OESP, Metrópole, p. C1
Autor: LUZ, Ana Maria Domingues
10 de Ago de 2010

Morcegões espalham lixo pelas ruas
Caminhões clandestinos circulam à noite atrás de material reciclável, deixam rastro de sujeira e empobrecem produção de cooperativas

Vitor Hugo Brandalise

À noite, uma frota de caminhões clandestinos de lixo percorre as ruas de São Paulo em busca de material reciclável. São os "morcegões", caminhões sem identificação que recolhem produtos recicláveis separados pelos moradores, para levar a centrais de triagem clandestinas.
Pelo caminho, deixam um rastro de sujeira nas ruas da capital. Também trazem prejuízo às 16 cooperativas conveniadas com a Prefeitura - os sacos de lixo abandonados nas ruas chegam a ter valor de 20% a 30% menor do que o material recolhido nos condomínios.
Os veículos irregulares - caminhões das décadas de 1970 e 1980, com placas apagadas ou escritas à mão - aproveitam-se da ineficiência da rede de coleta seletiva na cidade, que conta com 66 caminhões. Seriam necessários 500. "O resultado é que o material mais valioso não chega às cooperativas. É um dos motivos para a dificuldade que têm em se manter", afirma René Ivo, coordenador da Coleta Seletiva Solidária do Centro Gaspar Garcia de Direitos Humanos.
Como nunca houve fiscalização específica, a Prefeitura não sabe o número de caminhões que circulam na capital - na estimativa das empresas de coleta, Loga e Ecourbis, são "ao menos cem". Para as cooperativas de reciclagem, "são centenas".
Das 22h de quarta-feira às 2h de quinta, o Estado flagrou cinco caminhões irregulares recolhendo lixo em áreas nobres da capital - Jardim Paulista e Cerqueira César, na zona sul, e Pinheiros e Vila Madalena, na zona oeste. Esses locais são procurados pelas características dos resíduos - mais alumínio e plástico - e por serem bairros em que a coleta seletiva é mais difundida (fazem parte das Subprefeituras da Sé e de Pinheiros, duas das que mais reciclam). Itaim-Bibi e Vila Mariana, na zona sul, são outros bairros visados, também pelas características do lixo.
Batizados de "morcegões" por atuarem à noite, os caminhões circulam diariamente - diferentemente da coleta seletiva oficial, que passa uma vez por semana. "Vêm toda noite e pegam o que interessa.
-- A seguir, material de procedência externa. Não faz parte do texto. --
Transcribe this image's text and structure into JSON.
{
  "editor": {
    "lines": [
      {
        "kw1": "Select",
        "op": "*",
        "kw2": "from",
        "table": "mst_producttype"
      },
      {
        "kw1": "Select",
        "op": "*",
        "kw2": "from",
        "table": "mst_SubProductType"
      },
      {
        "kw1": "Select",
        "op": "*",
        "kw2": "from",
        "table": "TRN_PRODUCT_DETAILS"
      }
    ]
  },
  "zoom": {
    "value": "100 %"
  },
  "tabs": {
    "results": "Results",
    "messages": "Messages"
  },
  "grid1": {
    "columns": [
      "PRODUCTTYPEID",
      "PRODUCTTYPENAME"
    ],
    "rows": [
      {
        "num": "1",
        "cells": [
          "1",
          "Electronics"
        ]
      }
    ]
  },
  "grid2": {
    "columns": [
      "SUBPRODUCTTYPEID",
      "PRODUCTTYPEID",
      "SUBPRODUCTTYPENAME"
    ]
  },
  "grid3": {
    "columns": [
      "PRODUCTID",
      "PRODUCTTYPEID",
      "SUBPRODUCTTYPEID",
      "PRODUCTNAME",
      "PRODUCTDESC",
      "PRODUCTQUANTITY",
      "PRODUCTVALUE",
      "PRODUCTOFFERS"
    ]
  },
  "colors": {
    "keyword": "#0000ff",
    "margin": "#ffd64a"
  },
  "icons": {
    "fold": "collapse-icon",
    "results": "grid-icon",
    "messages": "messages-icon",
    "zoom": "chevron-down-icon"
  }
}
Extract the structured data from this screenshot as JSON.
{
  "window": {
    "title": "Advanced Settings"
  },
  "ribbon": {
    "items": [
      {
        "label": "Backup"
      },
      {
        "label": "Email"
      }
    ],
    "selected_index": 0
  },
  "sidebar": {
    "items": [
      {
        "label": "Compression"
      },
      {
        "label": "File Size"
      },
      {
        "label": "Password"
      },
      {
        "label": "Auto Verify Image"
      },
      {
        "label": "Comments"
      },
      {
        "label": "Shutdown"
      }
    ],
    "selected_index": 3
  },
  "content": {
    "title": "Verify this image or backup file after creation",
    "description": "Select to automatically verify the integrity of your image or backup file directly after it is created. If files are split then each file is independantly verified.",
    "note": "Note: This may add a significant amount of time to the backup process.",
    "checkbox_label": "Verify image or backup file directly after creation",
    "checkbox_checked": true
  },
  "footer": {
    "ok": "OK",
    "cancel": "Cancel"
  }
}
Deixam o resto para trás, de qualquer jeito", diz o comerciante Joaquim de Araújo, de 55 anos, proprietário de um posto de gasolina nos Jardins.
Os caminhões - abarrotados até o topo e com duas ou três pessoas empoleiradas em cima - circulam em alta velocidade. Além do problema da segurança, seus ocupantes, geralmente menores de idade, abrem os sacos de lixo e pegam só o que interessa. Na frente de um flat na Rua Haddock Lobo, por exemplo, abandonaram revistas e embalagens no chão. Do outro lado da rua, o rastro de outro morcegão foram restos de lixo orgânico.
Nunca enfrentado. O problema - alvo de reclamação das cooperativas de reciclagem, que dizem ficar com "o lixo" do material reciclado - nunca foi enfrentado. "Não há mapeamento. Para entender o problema e depois enfrentá-lo, é necessário investigação", disse Elisabeth Grimberg, coordenadora executiva do Instituto Pólis. "É uma ponta desconhecida do problema com a coleta seletiva em São Paulo."
Segundo o Departamento de Limpeza Urbana (Limpurb), não há previsão de operações específicas contra os clandestinos. "A maioria deles é contratada por estabelecimentos que são grandes geradores de lixo e não respeitam a legislação", informou, em nota. A fiscalização, nesses casos, atua somente em caso de denúncia ou flagrante.
Punição
R$ 250 é a multa para coleta irregular
R$ 12 mil é a multa para quem descarta lixo e entulho nas ruas

http://www.estadao.com.br/estadaodehoje/20100810/not_imp592868,0.php

Moradores reclamam de falta de ação da Prefeitura

Vitor Hugo Brandalise

Nos bairros mais visados pelos morcegões - os que têm lixo de mais "qualidade", com muito plástico e alumínio -, a presença dos caminhões à noite já virou rotina. "O problema é a sujeira que deixam. Acordei cedo na semana passada e vi todo o lixo da pastelaria do outro lado do quarteirão na frente da minha porta", afirma a dona de casa Salete Matheus, de 53 anos, moradora da Vila Madalena desde 1960.
Ao menos duas associações de bairro cobraram providências da Prefeitura. "É pauta de toda reunião. Levamos à gerência da Paulista e à Secretaria de Serviços, mas nada foi feito", contou Célia Marcondes, presidente da Sociedade dos Amigos e Moradores do Bairro Cerqueira César. Em 2009, o Centro Cultural da Vila Madalena procurou a Subprefeitura de Pinheiros para alertar sobre os morcegões. "Mas não mudou nada", diz a diretora do centro, Vângela Veloso.
Segundo a Secretaria Municipal de Serviços, responsável por fiscalizar a coleta de lixo, embora não haja ações específicas para coibir os problemas, fiscais das subprefeituras "estão orientados a avisar o Limpurb para realizar flagrantes".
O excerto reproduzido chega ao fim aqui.